Siti Yona Hukmana • 19 December 2023 17:22
Jakarta: Polda Metro Jaya belum berencana menahan tersangka penerimaan gratifikasi, suap, dan pemerasan Ketua nonaktif KPK Firli Bahuri. Sidang gugatan praperadilan yang diajukan Firli ditolak Hakim Tunggal Pengadilan Negeri Jakarta Selatan Imelda Herawati.
"Nanti akan kita update berikutnya terkait dengan langkah tindak lanjut yang akan kami lakukan pascaputusan sidang praperadilan pada sore hari ini," kata Dirreskrimsus Polda Metro Jaya Kombes Ade Safri Simanjuntak di Mapolda Metro Jaya, Jakarta Selatan, Selasa, 19 Desember 2023.
Ade belum memastikan apakah akan memanggil kembali Firli dalam kapasitas sebagai tersangka kasus pemerasan mantan Menteri Pertanian (Mentan) Syahrul Yasin Limpo (SYL).
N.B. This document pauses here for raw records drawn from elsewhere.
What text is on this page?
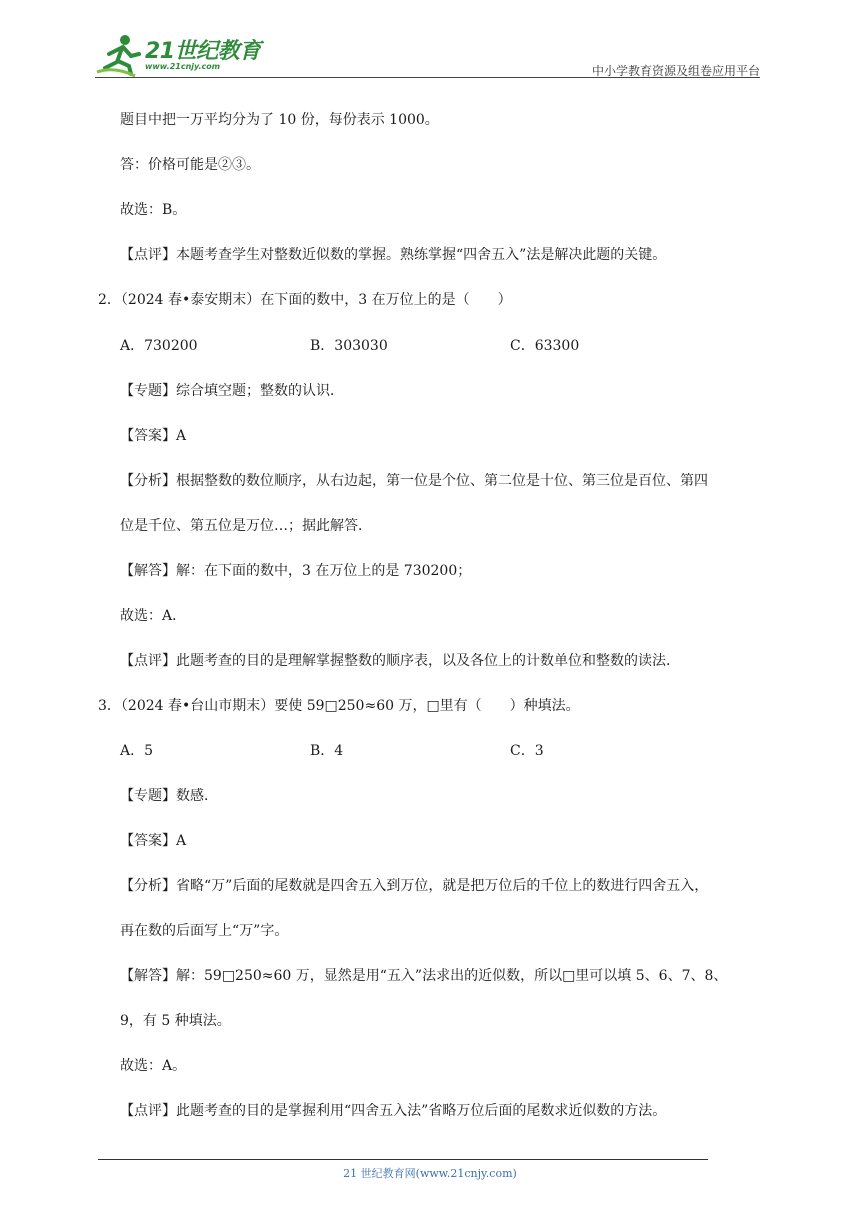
21世纪教育
www.21cnjy.com	中小学教育资源及组卷应用平台
题目中把一万平均分为了 10 份，每份表示 1000。
答：价格可能是②③。
故选：B。
【点评】本题考查学生对整数近似数的掌握。熟练掌握“四舍五入”法是解决此题的关键。
2．（2024 春•泰安期末）在下面的数中，3 在万位上的是（　　）
A．730200	B．303030	C．63300
【专题】综合填空题；整数的认识．
【答案】A
【分析】根据整数的数位顺序，从右边起，第一位是个位、第二位是十位、第三位是百位、第四
位是千位、第五位是万位…；据此解答．
【解答】解：在下面的数中，3 在万位上的是 730200；
故选：A．
【点评】此题考查的目的是理解掌握整数的顺序表，以及各位上的计数单位和整数的读法．
3．（2024 春•台山市期末）要使 59□250≈60 万，□里有（　　）种填法。
A．5	B．4	C．3
【专题】数感．
【答案】A
【分析】省略“万”后面的尾数就是四舍五入到万位，就是把万位后的千位上的数进行四舍五入，
再在数的后面写上“万”字。
【解答】解：59□250≈60 万，显然是用“五入”法求出的近似数，所以□里可以填 5、6、7、8、
9，有 5 种填法。
故选：A。
【点评】此题考查的目的是掌握利用“四舍五入法”省略万位后面的尾数求近似数的方法。
21 世纪教育网(www.21cnjy.com)
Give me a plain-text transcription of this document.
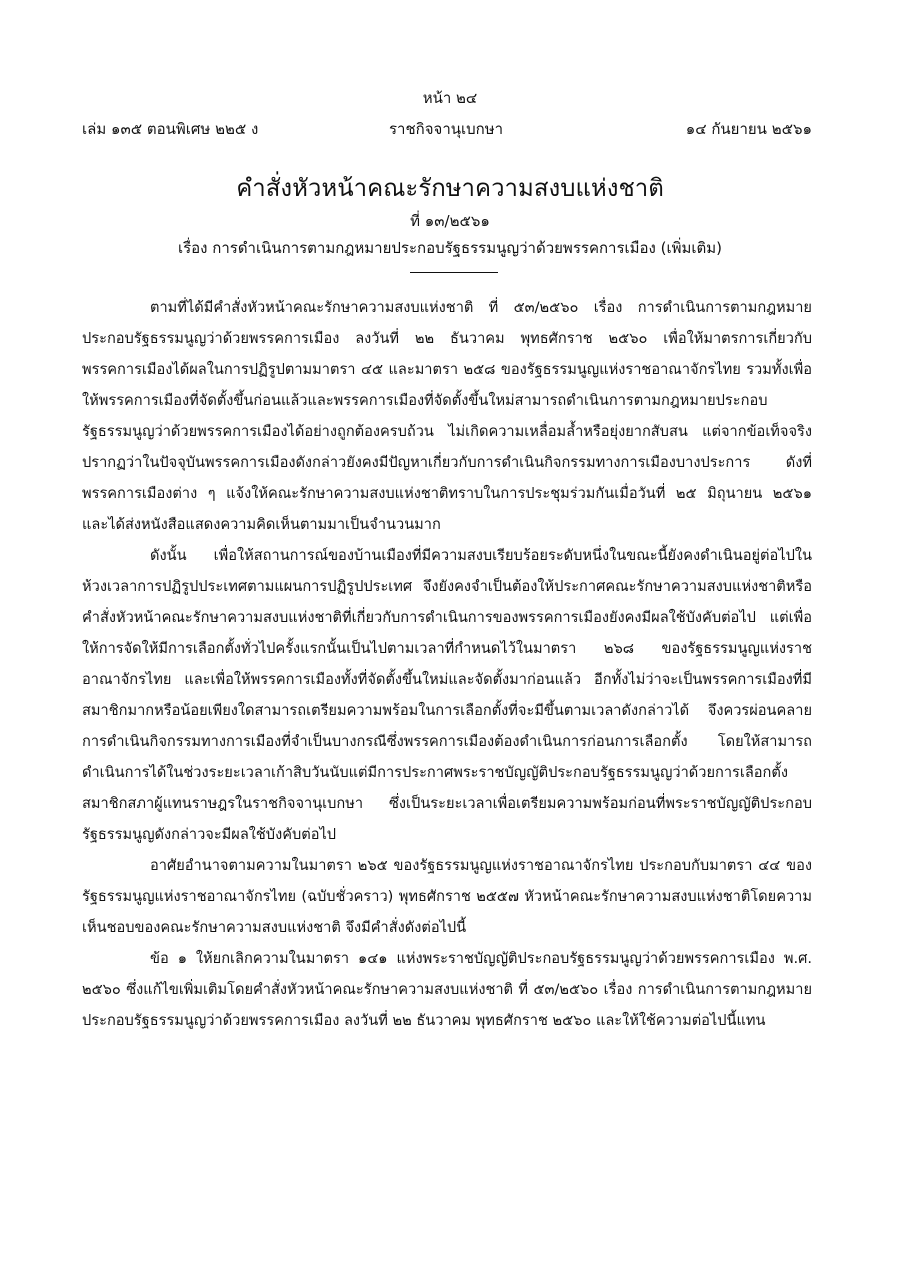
หน้า ๒๔
เล่ม ๑๓๕ ตอนพิเศษ ๒๒๕ ง	ราชกิจจานุเบกษา	๑๔ กันยายน ๒๕๖๑
คำสั่งหัวหน้าคณะรักษาความสงบแห่งชาติ
ที่ ๑๓/๒๕๖๑
เรื่อง การดำเนินการตามกฎหมายประกอบรัฐธรรมนูญว่าด้วยพรรคการเมือง (เพิ่มเติม)

ตามที่ได้มีคำสั่งหัวหน้าคณะรักษาความสงบแห่งชาติ ที่ ๕๓/๒๕๖๐ เรื่อง การดำเนินการตามกฎหมายประกอบรัฐธรรมนูญว่าด้วยพรรคการเมือง ลงวันที่ ๒๒ ธันวาคม พุทธศักราช ๒๕๖๐ เพื่อให้มาตรการเกี่ยวกับพรรคการเมืองได้ผลในการปฏิรูปตามมาตรา ๔๕ และมาตรา ๒๕๘ ของรัฐธรรมนูญแห่งราชอาณาจักรไทย รวมทั้งเพื่อให้พรรคการเมืองที่จัดตั้งขึ้นก่อนแล้วและพรรคการเมืองที่จัดตั้งขึ้นใหม่สามารถดำเนินการตามกฎหมายประกอบรัฐธรรมนูญว่าด้วยพรรคการเมืองได้อย่างถูกต้องครบถ้วน ไม่เกิดความเหลื่อมล้ำหรือยุ่งยากสับสน แต่จากข้อเท็จจริงปรากฏว่าในปัจจุบันพรรคการเมืองดังกล่าวยังคงมีปัญหาเกี่ยวกับการดำเนินกิจกรรมทางการเมืองบางประการ ดังที่พรรคการเมืองต่าง ๆ แจ้งให้คณะรักษาความสงบแห่งชาติทราบในการประชุมร่วมกันเมื่อวันที่ ๒๕ มิถุนายน ๒๕๖๑ และได้ส่งหนังสือแสดงความคิดเห็นตามมาเป็นจำนวนมาก

ดังนั้น เพื่อให้สถานการณ์ของบ้านเมืองที่มีความสงบเรียบร้อยระดับหนึ่งในขณะนี้ยังคงดำเนินอยู่ต่อไปในห้วงเวลาการปฏิรูปประเทศตามแผนการปฏิรูปประเทศ จึงยังคงจำเป็นต้องให้ประกาศคณะรักษาความสงบแห่งชาติหรือคำสั่งหัวหน้าคณะรักษาความสงบแห่งชาติที่เกี่ยวกับการดำเนินการของพรรคการเมืองยังคงมีผลใช้บังคับต่อไป แต่เพื่อให้การจัดให้มีการเลือกตั้งทั่วไปครั้งแรกนั้นเป็นไปตามเวลาที่กำหนดไว้ในมาตรา ๒๖๘ ของรัฐธรรมนูญแห่งราชอาณาจักรไทย และเพื่อให้พรรคการเมืองทั้งที่จัดตั้งขึ้นใหม่และจัดตั้งมาก่อนแล้ว อีกทั้งไม่ว่าจะเป็นพรรคการเมืองที่มีสมาชิกมากหรือน้อยเพียงใดสามารถเตรียมความพร้อมในการเลือกตั้งที่จะมีขึ้นตามเวลาดังกล่าวได้ จึงควรผ่อนคลายการดำเนินกิจกรรมทางการเมืองที่จำเป็นบางกรณีซึ่งพรรคการเมืองต้องดำเนินการก่อนการเลือกตั้ง โดยให้สามารถดำเนินการได้ในช่วงระยะเวลาเก้าสิบวันนับแต่มีการประกาศพระราชบัญญัติประกอบรัฐธรรมนูญว่าด้วยการเลือกตั้งสมาชิกสภาผู้แทนราษฎรในราชกิจจานุเบกษา ซึ่งเป็นระยะเวลาเพื่อเตรียมความพร้อมก่อนที่พระราชบัญญัติประกอบรัฐธรรมนูญดังกล่าวจะมีผลใช้บังคับต่อไป

อาศัยอำนาจตามความในมาตรา ๒๖๕ ของรัฐธรรมนูญแห่งราชอาณาจักรไทย ประกอบกับมาตรา ๔๔ ของรัฐธรรมนูญแห่งราชอาณาจักรไทย (ฉบับชั่วคราว) พุทธศักราช ๒๕๕๗ หัวหน้าคณะรักษาความสงบแห่งชาติโดยความเห็นชอบของคณะรักษาความสงบแห่งชาติ จึงมีคำสั่งดังต่อไปนี้

ข้อ ๑ ให้ยกเลิกความในมาตรา ๑๔๑ แห่งพระราชบัญญัติประกอบรัฐธรรมนูญว่าด้วยพรรคการเมือง พ.ศ. ๒๕๖๐ ซึ่งแก้ไขเพิ่มเติมโดยคำสั่งหัวหน้าคณะรักษาความสงบแห่งชาติ ที่ ๕๓/๒๕๖๐ เรื่อง การดำเนินการตามกฎหมายประกอบรัฐธรรมนูญว่าด้วยพรรคการเมือง ลงวันที่ ๒๒ ธันวาคม พุทธศักราช ๒๕๖๐ และให้ใช้ความต่อไปนี้แทน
Firli sudah tiga kali diperiksa penyidik di Gedung Bareskrim Polri lantai 6 (ruang pemeriksaan Dittipidkor).
"Nanti akan kita update berikutnya," ungkap Ade.
Majelis tunggal Pengadilan Negeri Jakarta Selatan menolak permohonan praperadilan yang diajukan Firli Bahuri. Penolakan gugatan atas penetapan tersangka kasus dugaan penerimaan gratifikasi, suap, dan pemerasan kepada mantan Mentan SYL itu dibacakan sore tadi pukul 15.00 WIB.
"Menyatakan praperadilan pemohon tidak dapat diterima,” kata Hakim Tunggal Imelda Herawati di Pengadilan Negeri Jakarta Selatan, Selasa, 19 Desember 2023.
Imelda menilai dalil dalam gugatan Firli bukan ranah praperadilan. Sehingga, penetapan tersangkanya tidak bisa dibatalkan untuk dilanjutkan ke persidangan tindak pidana korupsi (tipikor).
Firli ditetapkan tersangka kasus dugaan pemerasan atas dugaan tindak pidana korupsi berupa pemerasan atau penerimaan gratifikasi atau penerimaan hadiah atau janji oleh pegawai negeri terkait penanganan permasalahan hukum di Kementerian Pertanian (Kementan) Tahun 2020-2023. Namun, nilai uang pemerasan dalam kasus ini belum dibeberkan jelas oleh polisi.
Meski demikian, terungkap dalam sidang praperadilan bahwa Firli menerima uang suap dengan total senilai Rp2,8 miliar. Uang Rp2 miliar dalam bentuk tunai dan Rp800 juta dalam bentuk valas yang telah dicairkan.
Firli dijerat Pasal 12 huruf e atau Pasal 12 huruf B, atau Pasal 11 Undang-Undang Nomor 31 Tahun 1999 sebagaimana telah diubah dengan Undang-Undang Nomor 20 Tahun 2001 tentang perubahan atas Undang-Undang Nomor 39 Tahun 1999 tentang Pemberantasan Tindak Pidana Korupsi jo Pasal 65 KUHP. Dengan ancaman hukuman penjara seumur hidup.